How to prove $\forall \epsilon\in \Bbb{R^+},\exists \delta\in\Bbb{R^+},\forall x\in\Bbb{R^+}, \forall y\in\Bbb{R^+}, |x-y|\le \delta\lor |x^2-y^2|\gt \epsilon$.
My try:
Pick $\delta=\frac{\epsilon}{|x+y|}$. Then either $|x^2-y^2|\gt \epsilon$ or $|x^2-y^2|\le \epsilon$.
Case $1$:$|x^2-y^2|\gt \epsilon$. Then there's nothing to say about it.
Case $2$: $|x^2-y^2|\le \epsilon$. Then $|x+y||x-y|\le \epsilon$. Then $|x-y|\le \frac{\epsilon}{|x+y|}=\delta$
I felt at least part of my proof is wrong. Could someone point out?
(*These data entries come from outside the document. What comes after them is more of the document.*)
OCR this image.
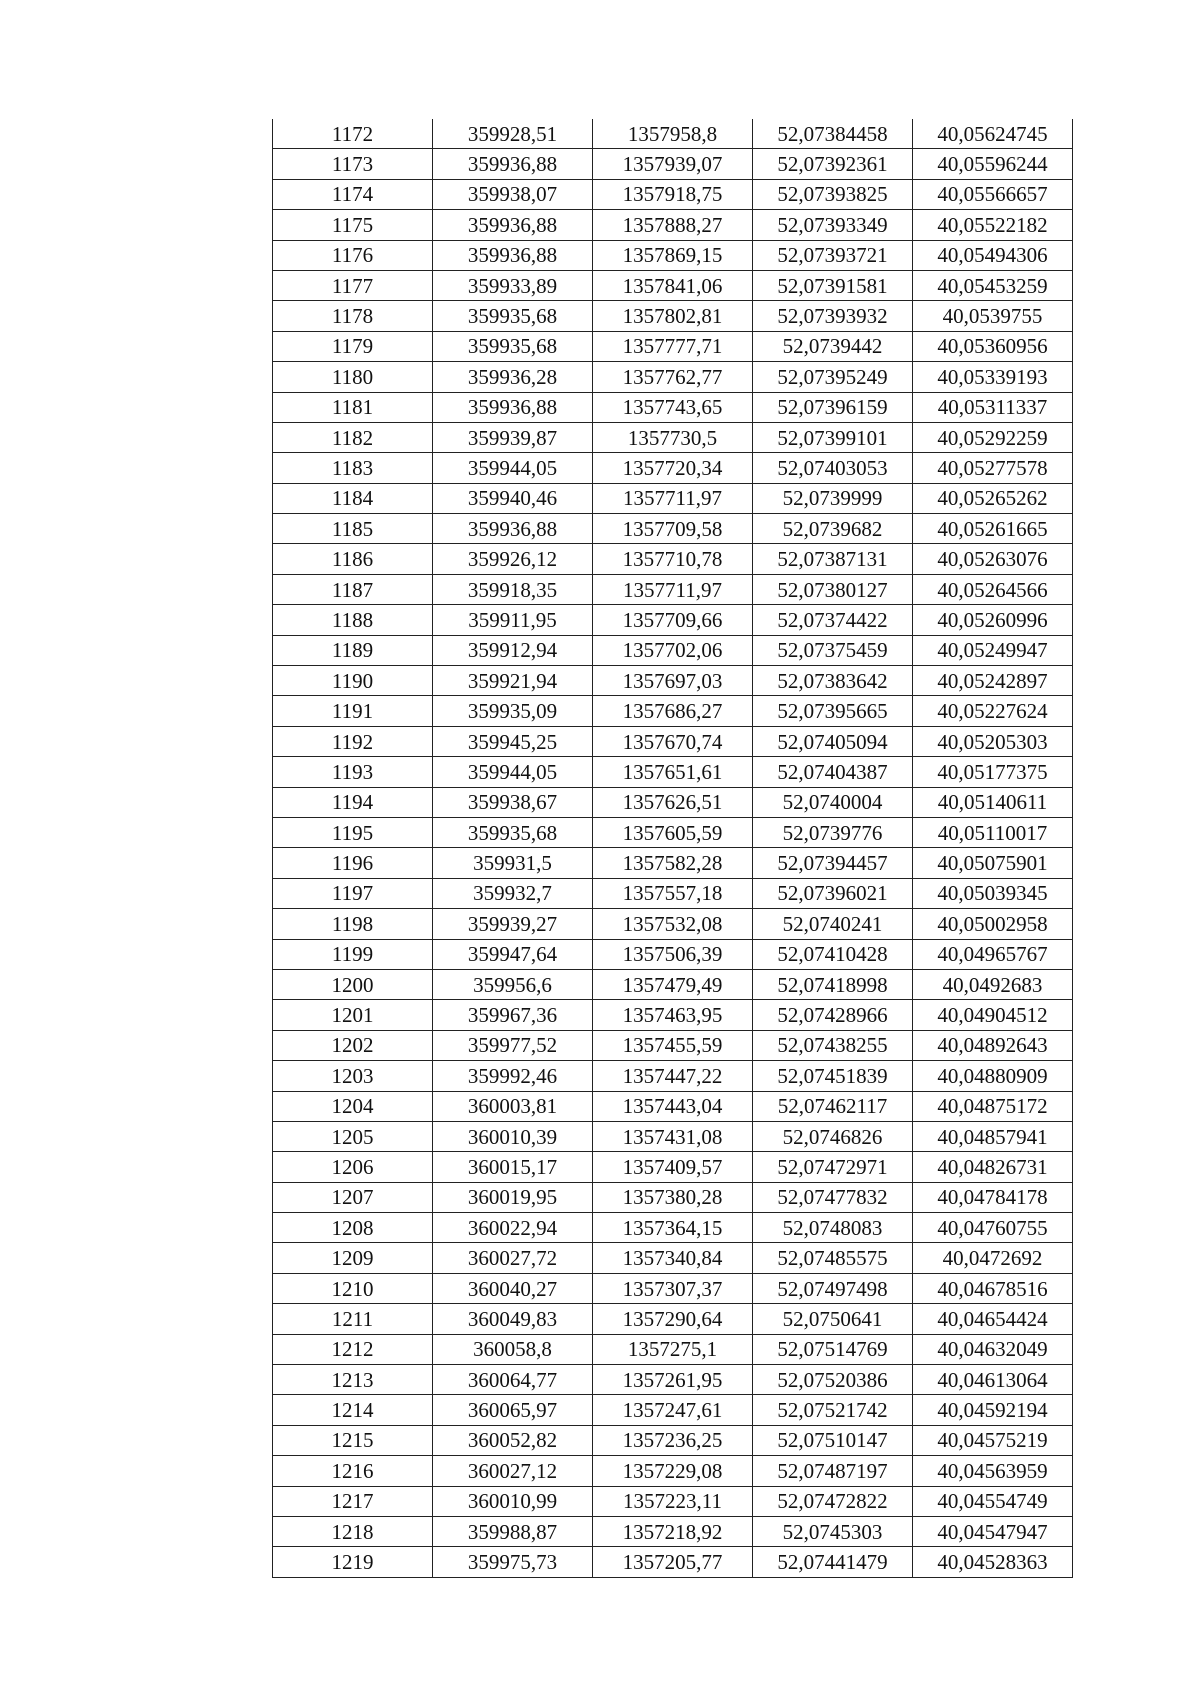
1172	359928,51	1357958,8	52,07384458	40,05624745
1173	359936,88	1357939,07	52,07392361	40,05596244
1174	359938,07	1357918,75	52,07393825	40,05566657
1175	359936,88	1357888,27	52,07393349	40,05522182
1176	359936,88	1357869,15	52,07393721	40,05494306
1177	359933,89	1357841,06	52,07391581	40,05453259
1178	359935,68	1357802,81	52,07393932	40,0539755
1179	359935,68	1357777,71	52,0739442	40,05360956
1180	359936,28	1357762,77	52,07395249	40,05339193
1181	359936,88	1357743,65	52,07396159	40,05311337
1182	359939,87	1357730,5	52,07399101	40,05292259
1183	359944,05	1357720,34	52,07403053	40,05277578
1184	359940,46	1357711,97	52,0739999	40,05265262
1185	359936,88	1357709,58	52,0739682	40,05261665
1186	359926,12	1357710,78	52,07387131	40,05263076
1187	359918,35	1357711,97	52,07380127	40,05264566
1188	359911,95	1357709,66	52,07374422	40,05260996
1189	359912,94	1357702,06	52,07375459	40,05249947
1190	359921,94	1357697,03	52,07383642	40,05242897
1191	359935,09	1357686,27	52,07395665	40,05227624
1192	359945,25	1357670,74	52,07405094	40,05205303
1193	359944,05	1357651,61	52,07404387	40,05177375
1194	359938,67	1357626,51	52,0740004	40,05140611
1195	359935,68	1357605,59	52,0739776	40,05110017
1196	359931,5	1357582,28	52,07394457	40,05075901
1197	359932,7	1357557,18	52,07396021	40,05039345
1198	359939,27	1357532,08	52,0740241	40,05002958
1199	359947,64	1357506,39	52,07410428	40,04965767
1200	359956,6	1357479,49	52,07418998	40,0492683
1201	359967,36	1357463,95	52,07428966	40,04904512
1202	359977,52	1357455,59	52,07438255	40,04892643
1203	359992,46	1357447,22	52,07451839	40,04880909
1204	360003,81	1357443,04	52,07462117	40,04875172
1205	360010,39	1357431,08	52,0746826	40,04857941
1206	360015,17	1357409,57	52,07472971	40,04826731
1207	360019,95	1357380,28	52,07477832	40,04784178
1208	360022,94	1357364,15	52,0748083	40,04760755
1209	360027,72	1357340,84	52,07485575	40,0472692
1210	360040,27	1357307,37	52,07497498	40,04678516
1211	360049,83	1357290,64	52,0750641	40,04654424
1212	360058,8	1357275,1	52,07514769	40,04632049
1213	360064,77	1357261,95	52,07520386	40,04613064
1214	360065,97	1357247,61	52,07521742	40,04592194
1215	360052,82	1357236,25	52,07510147	40,04575219
1216	360027,12	1357229,08	52,07487197	40,04563959
1217	360010,99	1357223,11	52,07472822	40,04554749
1218	359988,87	1357218,92	52,0745303	40,04547947
1219	359975,73	1357205,77	52,07441479	40,04528363
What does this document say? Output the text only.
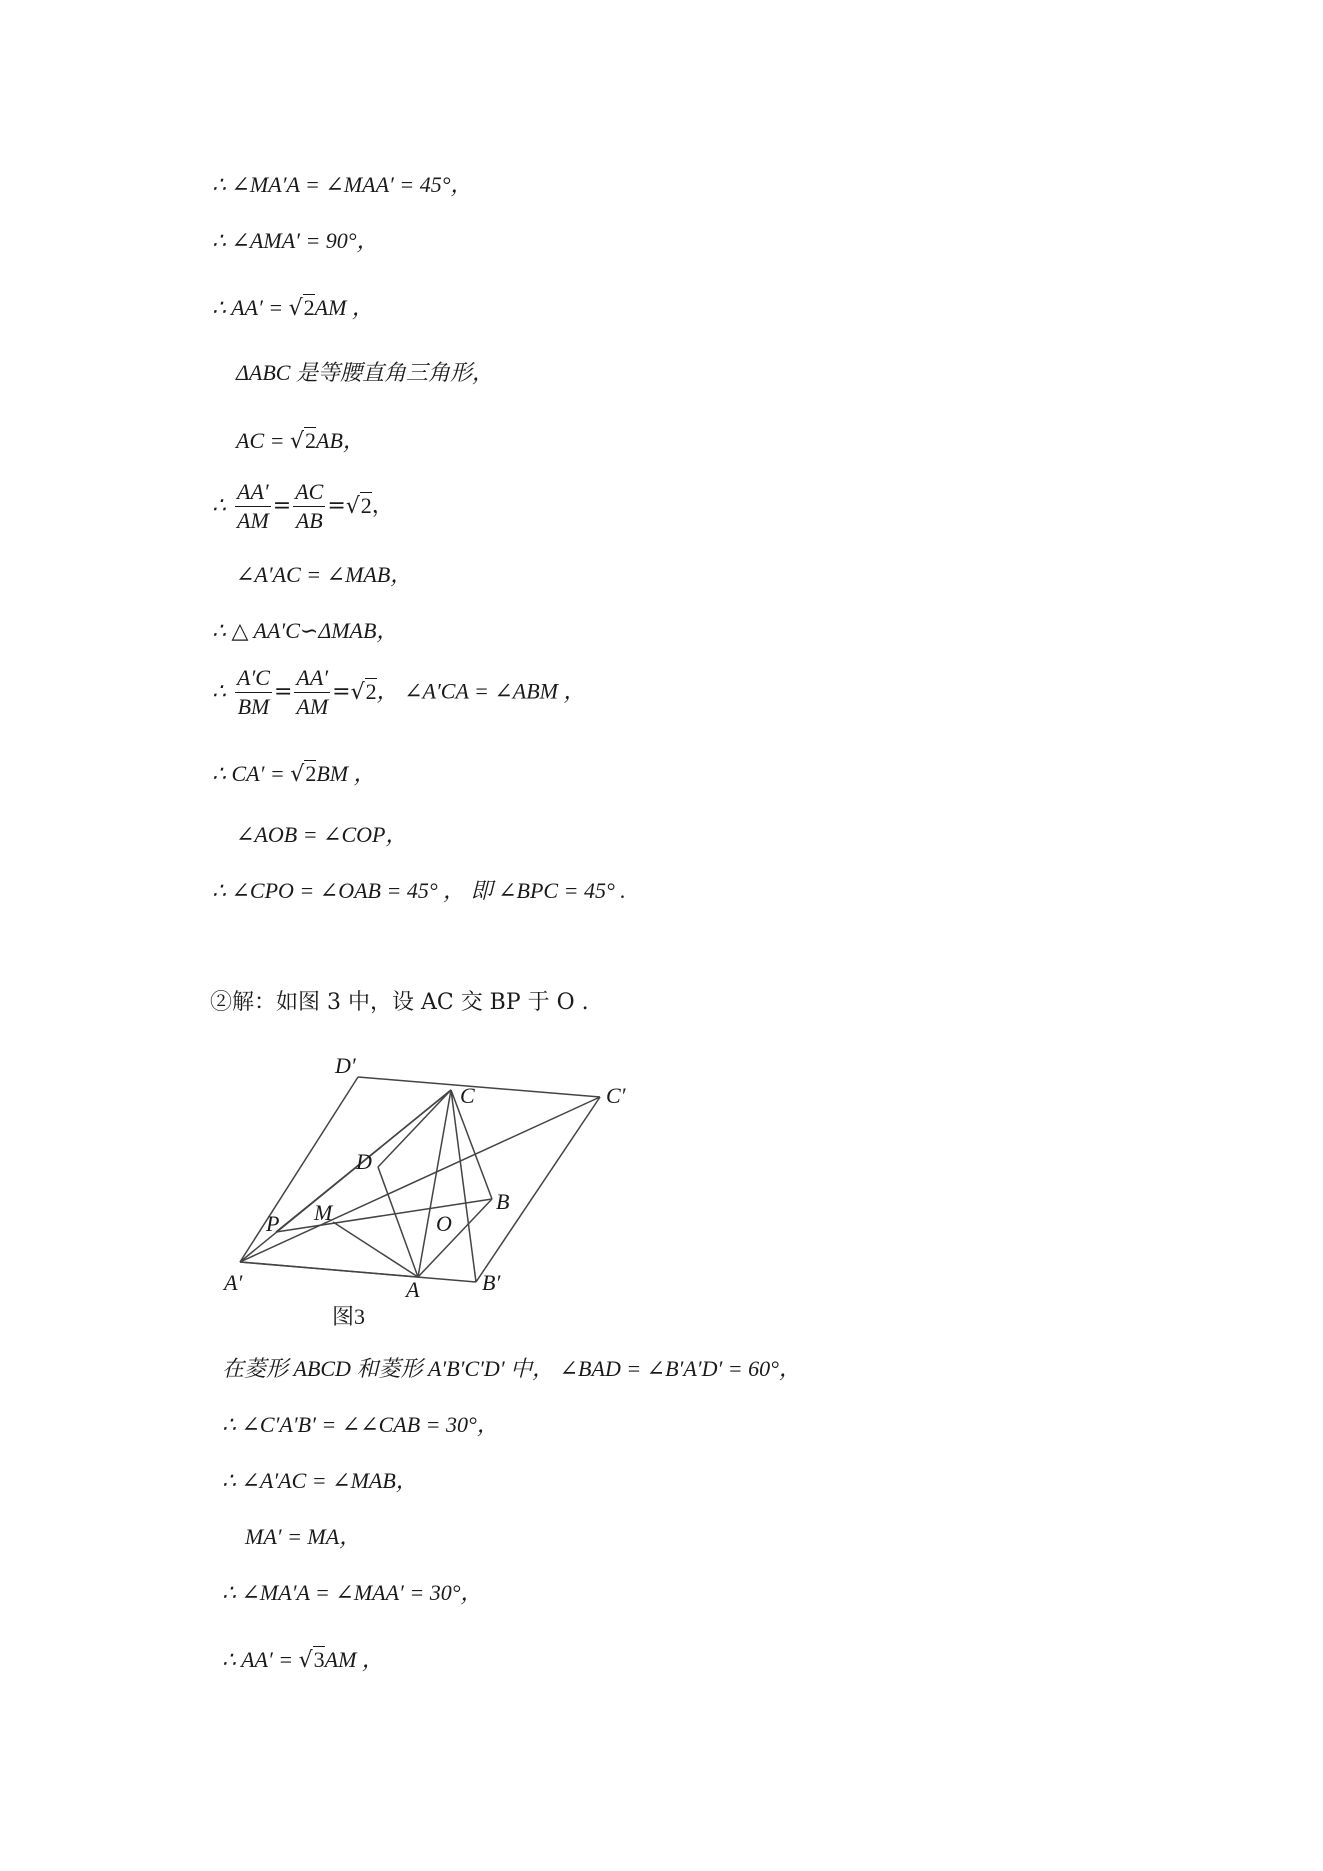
∴ ∠MA′A = ∠MAA′ = 45°，
∴ ∠AMA′ = 90°，
∴ AA′ = √2AM ，
ΔABC 是等腰直角三角形，
AC = √2AB，
∴ $\frac{AA'}{AM} = \frac{AC}{AB} =√2$，
∠A′AC = ∠MAB，
∴ △ AA′C∽ΔMAB，
∴ $\frac{A'C}{BM} = \frac{AA'}{AM} =√2$， ∠A′CA = ∠ABM ，
∴ CA′ = √2BM ，
∠AOB = ∠COP，
∴ ∠CPO = ∠OAB = 45° ， 即 ∠BPC = 45° .
②解：如图 3 中，设 AC 交 BP 于 O .
D′
C	C′
D
B
P M	O
A′	A	B′
图3
在菱形 ABCD 和菱形 A′B′C′D′ 中， ∠BAD = ∠B′A′D′ = 60°，
∴ ∠C′A′B′ = ∠∠CAB = 30°，
∴ ∠A′AC = ∠MAB，
MA′ = MA，
∴ ∠MA′A = ∠MAA′ = 30°，
∴ AA′ = √3AM ，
The basic problem with your proof is that you are picking a $\delta$ that depends not just on $\epsilon$ but on $x$ and $y$ as well. In other words, you have tacitly changed the order of quantifiers from $\forall \epsilon\exists \delta\forall x\forall y$ to $\forall \epsilon\forall x\forall y\exists \delta$. What you're asked to show is that for a given $e$ there is a $\delta$, depending only on $\epsilon$, for which the given inequalities hold for all $x$ and $y$.
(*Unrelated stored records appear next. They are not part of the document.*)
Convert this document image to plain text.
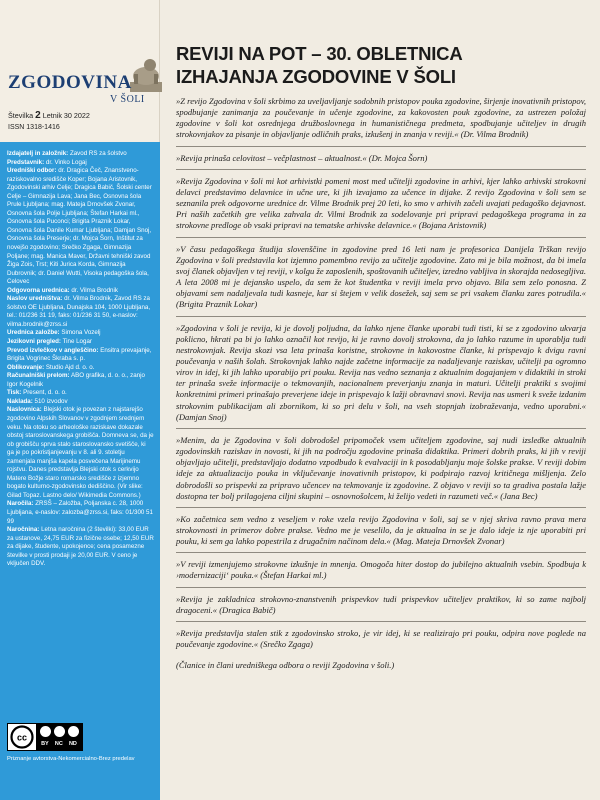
ZGODOVINA
V ŠOLI
Številka 2 Letnik 30 2022
ISSN 1318-1416

Izdajatelj in založnik: Zavod RS za šolstvo

Predstavnik: dr. Vinko Logaj

Uredniški odbor: dr. Dragica Čeč, Znanstveno-raziskovalno središče Koper; Bojana Aristovnik, Zgodovinski arhiv Celje; Dragica Babič, Šolski center Celje – Gimnazija Lava; Jana Bec, Osnovna šola Prule Ljubljana; mag. Mateja Drnovšek Zvonar, Osnovna šola Polje Ljubljana; Štefan Harkai ml., Osnovna šola Puconci; Brigita Praznik Lokar, Osnovna šola Danile Kumar Ljubljana; Damjan Snoj, Osnovna šola Preserje; dr. Mojca Šorn, Inštitut za novejšo zgodovino; Srečko Zgaga, Gimnazija Poljane; mag. Manica Maver, Državni tehniški zavod Žiga Zois, Trst; Kiti Jurica Korda, Gimnazija Dubrovnik; dr. Daniel Wutti, Visoka pedagoška šola, Celovec

Odgovorna urednica: dr. Vilma Brodnik

Naslov uredništva: dr. Vilma Brodnik, Zavod RS za šolstvo OE Ljubljana, Dunajska 104, 1000 Ljubljana, tel.: 01/236 31 19, faks: 01/236 31 50, e-naslov: vilma.brodnik@zrss.si

Urednica založbe: Simona Vozelj

Jezikovni pregled: Tine Logar

Prevod izvlečkov v angleščino: Ensitra prevajanje, Brigita Vogrinec Škraba s. p.

Oblikovanje: Studio Ajd d. o. o.

Računalniški prelom: ABO grafika, d. o. o., zanjo Igor Kogelnik

Tisk: Present, d. o. o.

Naklada: 510 izvodov

Naslovnica: Blejski otok je povezan z najstarejšo zgodovino Alpskih Slovanov v zgodnjem srednjem veku. Na otoku so arheološke raziskave dokazale obstoj staroslovanskega grobišča. Domneva se, da je ob grobišču sprva stalo staroslovansko svetišče, ki ga je po pokristjanjevanju v 8. ali 9. stoletju zamenjala manjša kapela posvečena Marijinemu rojstvu. Danes predstavlja Blejski otok s cerkvijo Matere Božje staro romarsko središče z izjemno bogato kulturno-zgodovinsko dediščino. (Vir slike: Gilad Topaz. Lastno delo/ Wikimedia Commons.)

Naročila: ZRSŠ – Založba, Poljanska c. 28, 1000 Ljubljana, e-naslov: zalozba@zrss.si, faks: 01/300 51 99

Naročnina: Letna naročnina (2 številki): 33,00 EUR za ustanove, 24,75 EUR za fizične osebe; 12,50 EUR za dijake, študente, upokojence; cena posamezne številke v prosti prodaji je 20,00 EUR. V ceno je vključen DDV.

cc
BY NC ND
Priznanje avtorstva-Nekomercialno-Brez predelav
REVIJI NA POT – 30. OBLETNICA
IZHAJANJA ZGODOVINE V ŠOLI

»Z revijo Zgodovina v šoli skrbimo za uveljavljanje sodobnih pristopov pouka zgodovine, širjenje inovativnih pristopov, spodbujanje zanimanja za poučevanje in učenje zgodovine, za kakovosten pouk zgodovine, za ustrezen položaj zgodovine v šoli kot osrednjega družboslovnega in humanističnega predmeta, spodbujanje učiteljev in drugih strokovnjakov za pisanje in objavljanje odličnih praks, izkušenj in znanja v reviji.« (Dr. Vilma Brodnik)

»Revija prinaša celovitost – večplastnost – aktualnost.« (Dr. Mojca Šorn)

»Revija Zgodovina v šoli mi kot arhivistki pomeni most med učitelji zgodovine in arhivi, kjer lahko arhivski strokovni delavci predstavimo delavnice in učne ure, ki jih izvajamo za učence in dijake. Z revijo Zgodovina v šoli sem se seznanila prek odgovorne urednice dr. Vilme Brodnik prej 20 leti, ko smo v arhivih začeli uvajati pedagoško dejavnost. Pri naših začetkih gre velika zahvala dr. Vilmi Brodnik za sodelovanje pri pripravi pedagoškega programa in za strokovne predloge ob vsaki pripravi na tematske arhivske delavnice.« (Bojana Aristovnik)

»V času pedagoškega študija slovenščine in zgodovine pred 16 leti nam je profesorica Danijela Trškan revijo Zgodovina v šoli predstavila kot izjemno pomembno revijo za učitelje zgodovine. Zato mi je bila možnost, da bi imela svoj članek objavljen v tej reviji, v kolgu že zaposlenih, spoštovanih učiteljev, izredno vabljiva in skorajda nedosegljiva. A leta 2008 mi je dejansko uspelo, da sem že kot študentka v reviji imela prvo objavo. Bila sem zelo ponosna. Z objavami sem nadaljevala tudi kasneje, kar si štejem v velik dosežek, saj sem se pri vsakem članku zares potrudila.« (Brigita Praznik Lokar)

»Zgodovina v šoli je revija, ki je dovolj poljudna, da lahko njene članke uporabi tudi tisti, ki se z zgodovino ukvarja poklicno, hkrati pa bi jo lahko označil kot revijo, ki je ravno dovolj strokovna, da jo lahko razume in uporablja tudi nestrokovnjak. Revija skozi vsa leta prinaša koristne, strokovne in kakovostne članke, ki prispevajo k dvigu ravni poučevanja v naših šolah. Strokovnjak lahko najde začetne informacije za nadaljevanje raziskav, učitelji pa ogromno virov in idej, ki jih lahko uporabijo pri pouku. Revija nas vedno seznanja z aktualnim dogajanjem v didaktiki in stroki ter prinaša sveže informacije o tekmovanjih, nacionalnem preverjanju znanja in maturi. Učitelji praktiki s svojimi konkretnimi primeri prinašajo preverjene ideje in prispevajo k lažji obravnavi snovi. Revija nas usmeri k sveže izdanim strokovnim publikacijam ali zbornikom, ki so pri delu v šoli, na vseh stopnjah izobraževanja, vedno uporabni.« (Damjan Snoj)

»Menim, da je Zgodovina v šoli dobrodošel pripomoček vsem učiteljem zgodovine, saj nudi izsledke aktualnih zgodovinskih raziskav in novosti, ki jih na področju zgodovine prinaša didaktika. Primeri dobrih praks, ki jih v reviji objavljajo učitelji, predstavljajo dodatno vzpodbudo k evalvaciji in k posodabljanju moje šolske prakse. V reviji dobim ideje za aktualizacijo pouka in vključevanje inovativnih pristopov, ki podpirajo razvoj kritičnega mišljenja. Zelo dobrodošli so prispevki za pripravo učencev na tekmovanje iz zgodovine. Z objavo v reviji so ta gradiva postala lažje dostopna ter bolj prilagojena ciljni skupini – osnovnošolcem, ki želijo vedeti in razumeti več.« (Jana Bec)

»Ko začetnica sem vedno z veseljem v roke vzela revijo Zgodovina v šoli, saj se v njej skriva ravno prava mera strokovnosti in primerov dobre prakse. Vedno me je veselilo, da je aktualna in se je dalo ideje iz nje uporabiti pri pouku, ki sem ga lahko popestrila z drugačnim načinom dela.« (Mag. Mateja Drnovšek Zvonar)

»V reviji izmenjujemo strokovne izkušnje in mnenja. Omogoča hiter dostop do jubilejno aktualnih vsebin. Spodbuja k ›modernizacijiʻ pouka.« (Štefan Harkai ml.)

»Revija je zakladnica strokovno-znanstvenih prispevkov tudi prispevkov učiteljev praktikov, ki so zame najbolj dragoceni.« (Dragica Babič)

»Revija predstavlja stalen stik z zgodovinsko stroko, je vir idej, ki se realizirajo pri pouku, odpira nove poglede na poučevanje zgodovine.« (Srečko Zgaga)

(Članice in člani uredniškega odbora o reviji Zgodovina v šoli.)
As for a correct proof, note that the equivalence of $P\lor Q$ and $\lnot P\implies Q$ means you can rewrite the conditions $|x-y|\le\delta\lor|x^2-y^2|\lt\epsilon$ as $|x-y|\gt\delta\implies|x^2-y^2|\gt\epsilon$. At this point, it's important to remember that $x$ and $y$ are stipulated to be positive real numbers. This means that $|x-y|\gt\delta$ implies $x\gt\delta$, which in turn implies $|x+y|=x+y\gt\delta$, and this means that $|x^2+y^2|=|x-y||x+y|\gt\delta^2$. Thus it suffices to let $\delta=\sqrt\epsilon$ in order for everything to work out.